A Dance to the Music of Time (About 1640)
About this artwork
Poussin's drawings were nearly always made as preparatory studies for paintings. In this impressive example of his draughtsmanship strong shadows and rhythmic contours complement the vigorous movement of the figures. The central dancers are intended to personify poverty, labour, wealth and pleasure, alluding to fortune and the cycle of life. Father Time accompanies them on the lyre, while two putti play with an hour glass and blow bubbles, both symbols of life's brevity. This is the only known drawing for a painting (in the Wallace Collection, London) commissioned by Cardinal Giulio Rospigliosi (later Pope Clement IX), who dictated its subject.

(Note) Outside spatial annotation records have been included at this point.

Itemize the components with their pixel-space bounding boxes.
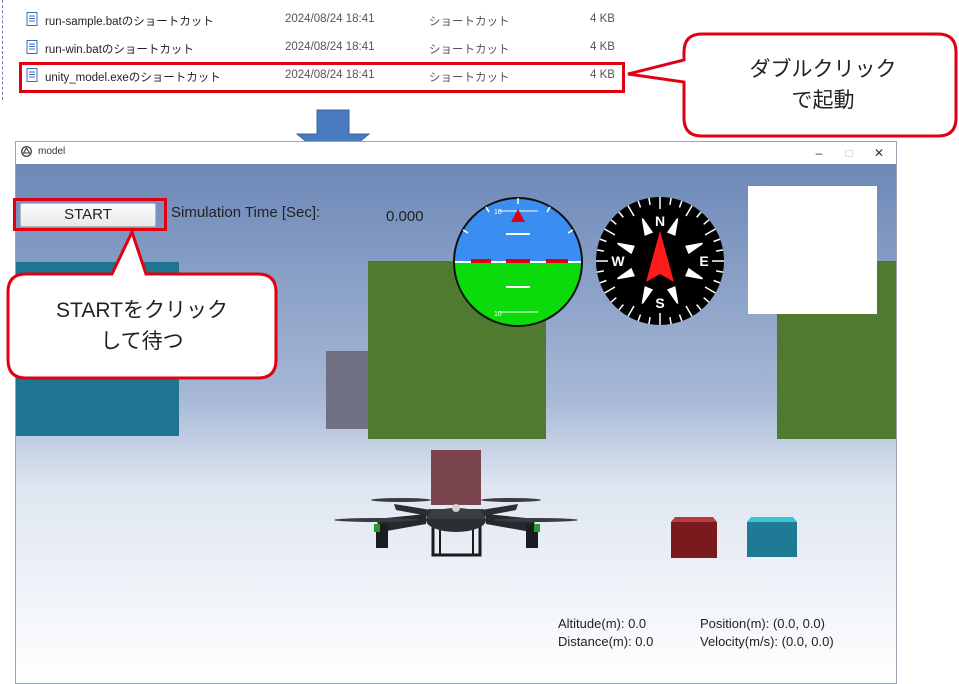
file-row[interactable]: run-win.batのショートカット 2024/08/24 18:41 ショー… (22, 37, 622, 59)
attitude-top-mark: 10 (494, 209, 502, 216)
callout-double-click-line1: ダブルクリック (750, 58, 897, 81)
distance-readout: Distance(m): 0.0 (558, 634, 654, 649)
compass-s: S (655, 295, 664, 311)
file-type: ショートカット (429, 44, 510, 56)
cyan-box (747, 522, 797, 557)
gray-block (326, 351, 368, 429)
file-row[interactable]: run-sample.batのショートカット 2024/08/24 18:41 … (22, 9, 622, 31)
close-button[interactable]: ✕ (864, 144, 894, 162)
file-date: 2024/08/24 18:41 (285, 13, 375, 25)
altitude-readout: Altitude(m): 0.0 (558, 616, 647, 631)
callout-start-click: STARTをクリック して待つ (6, 228, 278, 380)
camera-view-panel (748, 186, 877, 314)
position-readout: Position(m): (0.0, 0.0) (700, 616, 825, 631)
file-date: 2024/08/24 18:41 (285, 41, 375, 53)
file-name: run-win.batのショートカット (45, 44, 194, 56)
minimize-button[interactable]: – (804, 144, 834, 162)
attitude-indicator: 10 10 (453, 197, 583, 327)
shortcut-file-icon (26, 40, 38, 54)
callout-start-line1: STARTをクリック (56, 299, 228, 322)
highlight-box-start (13, 198, 167, 231)
attitude-bottom-mark: 10 (494, 311, 502, 318)
window-title: model (38, 146, 66, 157)
title-bar: model – □ ✕ (16, 142, 896, 164)
callout-double-click: ダブルクリック で起動 (627, 32, 958, 138)
compass-n: N (655, 213, 665, 229)
compass-icon: N S E W (596, 197, 724, 325)
callout-double-click-line2: で起動 (792, 89, 855, 112)
tree-guide-line (2, 0, 4, 100)
simulation-time-value: 0.000 (386, 208, 424, 225)
maroon-box (431, 450, 481, 505)
velocity-readout: Velocity(m/s): (0.0, 0.0) (700, 634, 834, 649)
compass-e: E (699, 253, 708, 269)
red-box (671, 522, 717, 558)
shortcut-file-icon (26, 12, 38, 26)
file-type: ショートカット (429, 16, 510, 28)
maximize-button[interactable]: □ (834, 144, 864, 162)
file-size: 4 KB (590, 13, 615, 25)
file-name: run-sample.batのショートカット (45, 16, 214, 28)
unity-app-icon (21, 146, 32, 157)
simulation-time-label: Simulation Time [Sec]: (171, 204, 321, 221)
highlight-box-file (19, 62, 625, 93)
callout-start-line2: して待つ (100, 330, 183, 353)
compass-w: W (611, 253, 625, 269)
file-size: 4 KB (590, 41, 615, 53)
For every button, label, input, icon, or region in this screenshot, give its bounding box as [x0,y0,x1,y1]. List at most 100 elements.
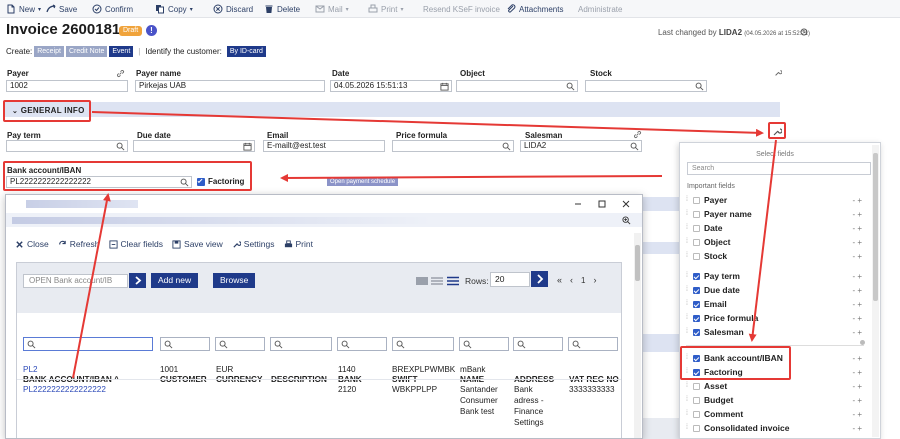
first-page-icon[interactable]: « [557,275,562,285]
popup-scrollbar-thumb[interactable] [635,245,640,281]
stock-field[interactable] [585,80,707,92]
select-field-item[interactable]: ⁞ Payer name - + [686,208,862,220]
field-plus-minus-controls[interactable]: - + [852,314,862,323]
drag-grip-icon[interactable]: ⁞ [686,382,690,390]
select-field-item[interactable]: ⁞ Due date - + [686,284,862,296]
info-icon[interactable]: ! [146,25,157,36]
filter-customer[interactable] [160,337,210,351]
prev-page-icon[interactable]: ‹ [570,275,573,285]
select-field-item[interactable]: ⁞ Asset - + [686,380,862,392]
due-date-field[interactable] [133,140,255,152]
view-density-icons[interactable] [416,276,460,286]
maximize-icon[interactable] [596,198,608,210]
open-payment-schedule-button[interactable]: Open payment schedule [327,178,399,186]
object-field[interactable] [456,80,578,92]
field-checkbox[interactable] [693,314,700,322]
field-checkbox[interactable] [693,224,700,232]
drag-grip-icon[interactable]: ⁞ [686,424,690,432]
attachments-button[interactable]: Attachments [506,3,563,15]
link-icon[interactable] [116,69,125,78]
drag-grip-icon[interactable]: ⁞ [686,286,690,294]
payer-name-field[interactable]: Pirkejas UAB [135,80,325,92]
cell-iban[interactable]: PL2222222222222222 [23,384,106,395]
field-checkbox[interactable] [693,382,700,390]
select-field-item[interactable]: ⁞ Email - + [686,298,862,310]
filter-vat-reg-no[interactable] [568,337,618,351]
field-plus-minus-controls[interactable]: - + [852,424,862,433]
close-window-icon[interactable] [620,198,632,210]
event-button[interactable]: Event [109,45,134,57]
field-plus-minus-controls[interactable]: - + [852,196,862,205]
add-new-button[interactable]: Add new [151,273,199,288]
col-header-customer[interactable]: CUSTOMER [160,373,207,387]
filter-bank-account[interactable] [23,337,153,351]
minimize-icon[interactable] [572,198,584,210]
select-field-item[interactable]: ⁞ Price formula - + [686,312,862,324]
select-field-item[interactable]: ⁞ Stock - + [686,250,862,262]
next-page-icon[interactable]: › [593,275,596,285]
field-plus-minus-controls[interactable]: - + [852,368,862,377]
search-icon[interactable] [116,142,125,151]
payer-field[interactable]: 1002 [6,80,128,92]
pay-term-field[interactable] [6,140,128,152]
drag-grip-icon[interactable]: ⁞ [686,224,690,232]
filter-bank[interactable] [337,337,387,351]
discard-button[interactable]: Discard [213,3,253,15]
search-icon[interactable] [566,82,575,91]
cell-iban[interactable]: PL2 [23,364,38,375]
drag-grip-icon[interactable]: ⁞ [686,272,690,280]
copy-button[interactable]: Copy ▾ [155,3,193,15]
field-plus-minus-controls[interactable]: - + [852,396,862,405]
field-plus-minus-controls[interactable]: - + [852,210,862,219]
select-field-item[interactable]: ⁞ Payer - + [686,194,862,206]
field-checkbox[interactable] [693,424,700,432]
field-checkbox[interactable] [693,238,700,246]
print-button[interactable]: Print ▾ [368,3,403,15]
filter-swift[interactable] [392,337,454,351]
refresh-button[interactable]: Refresh [58,239,100,249]
filter-description[interactable] [270,337,332,351]
filter-name[interactable] [459,337,509,351]
field-checkbox[interactable] [693,252,700,260]
new-button[interactable]: New ▾ [6,3,41,15]
link-icon[interactable] [633,130,642,139]
search-icon[interactable] [695,82,704,91]
drag-grip-icon[interactable]: ⁞ [686,410,690,418]
search-icon[interactable] [502,142,511,151]
select-field-item[interactable]: ⁞ Date - + [686,222,862,234]
field-plus-minus-controls[interactable]: - + [852,286,862,295]
price-formula-field[interactable] [392,140,514,152]
calendar-icon[interactable] [243,142,252,151]
rows-input[interactable]: 20 [490,272,530,287]
field-checkbox[interactable] [693,300,700,308]
search-icon[interactable] [630,142,639,151]
salesman-field[interactable]: LIDA2 [520,140,642,152]
drag-grip-icon[interactable]: ⁞ [686,210,690,218]
field-plus-minus-controls[interactable]: - + [852,272,862,281]
select-field-item[interactable]: ⁞ Pay term - + [686,270,862,282]
resend-ksef-button[interactable]: Resend KSeF invoice [423,3,500,15]
field-checkbox[interactable] [693,286,700,294]
close-button[interactable]: Close [15,239,49,249]
wrench-icon[interactable] [772,127,782,137]
mail-button[interactable]: Mail ▾ [315,3,349,15]
settings-button[interactable]: Settings [232,239,275,249]
credit-note-button[interactable]: Credit Note [65,45,108,57]
save-button[interactable]: Save [46,3,77,15]
drag-grip-icon[interactable]: ⁞ [686,252,690,260]
col-header-currency[interactable]: CURRENCY [216,373,262,387]
drag-grip-icon[interactable]: ⁞ [686,238,690,246]
select-field-item[interactable]: ⁞ Comment - + [686,408,862,420]
save-view-button[interactable]: Save view [172,239,223,249]
date-field[interactable]: 04.05.2026 15:51:13 [330,80,452,92]
open-bank-account-input[interactable]: OPEN Bank account/IB [23,274,128,288]
select-fields-scrollbar-thumb[interactable] [873,153,878,301]
print-popup-button[interactable]: Print [284,239,313,249]
select-fields-search[interactable]: Search [687,162,871,175]
zoom-icon[interactable] [622,216,631,225]
general-info-section[interactable] [4,102,780,117]
confirm-button[interactable]: Confirm [92,3,133,15]
field-plus-minus-controls[interactable]: - + [852,238,862,247]
drag-grip-icon[interactable]: ⁞ [686,328,690,336]
administrate-button[interactable]: Administrate [578,3,622,15]
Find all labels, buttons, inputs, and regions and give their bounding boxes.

- title: A Dance to the Music of Time
- accession number: D 5127
- artist: Nicolas PoussinFrench (1594 - 1665)
- gallery: In Storage
- object type: Work on paper
- materials: Pen, brown ink and wash on paper; traces of squaring on black chalk
- date created: About 1640
- measurements: 14.80 x 19.90 cm (framed: 44.00 x 59.00 cm)
- credit line: Purchased by Private Treaty, with the aid of the Art Fund (Scottish Fund), the Pilgrim Trust, the Edith M. Ferguson Bequest and contributions from two private donors, 1984
- photographer: Antonia Reeve
Poussin aimed to achieve a pure and noble style of painting inspired by the classical ideals of ancient art and the work of Raphael. Born in Normandy, he trained in Paris before arriving in Rome in 1624. Apart from a brief return to Paris (1640-42) he remained in Rome. He did not employ assistants and preferred painting for private patrons, Italian and French, who shared his scholarly and artistic interests. His work exerted a profound influence on French academic painting. The formal structure and rigour of his compositions, however, has continued to inspire modern artists.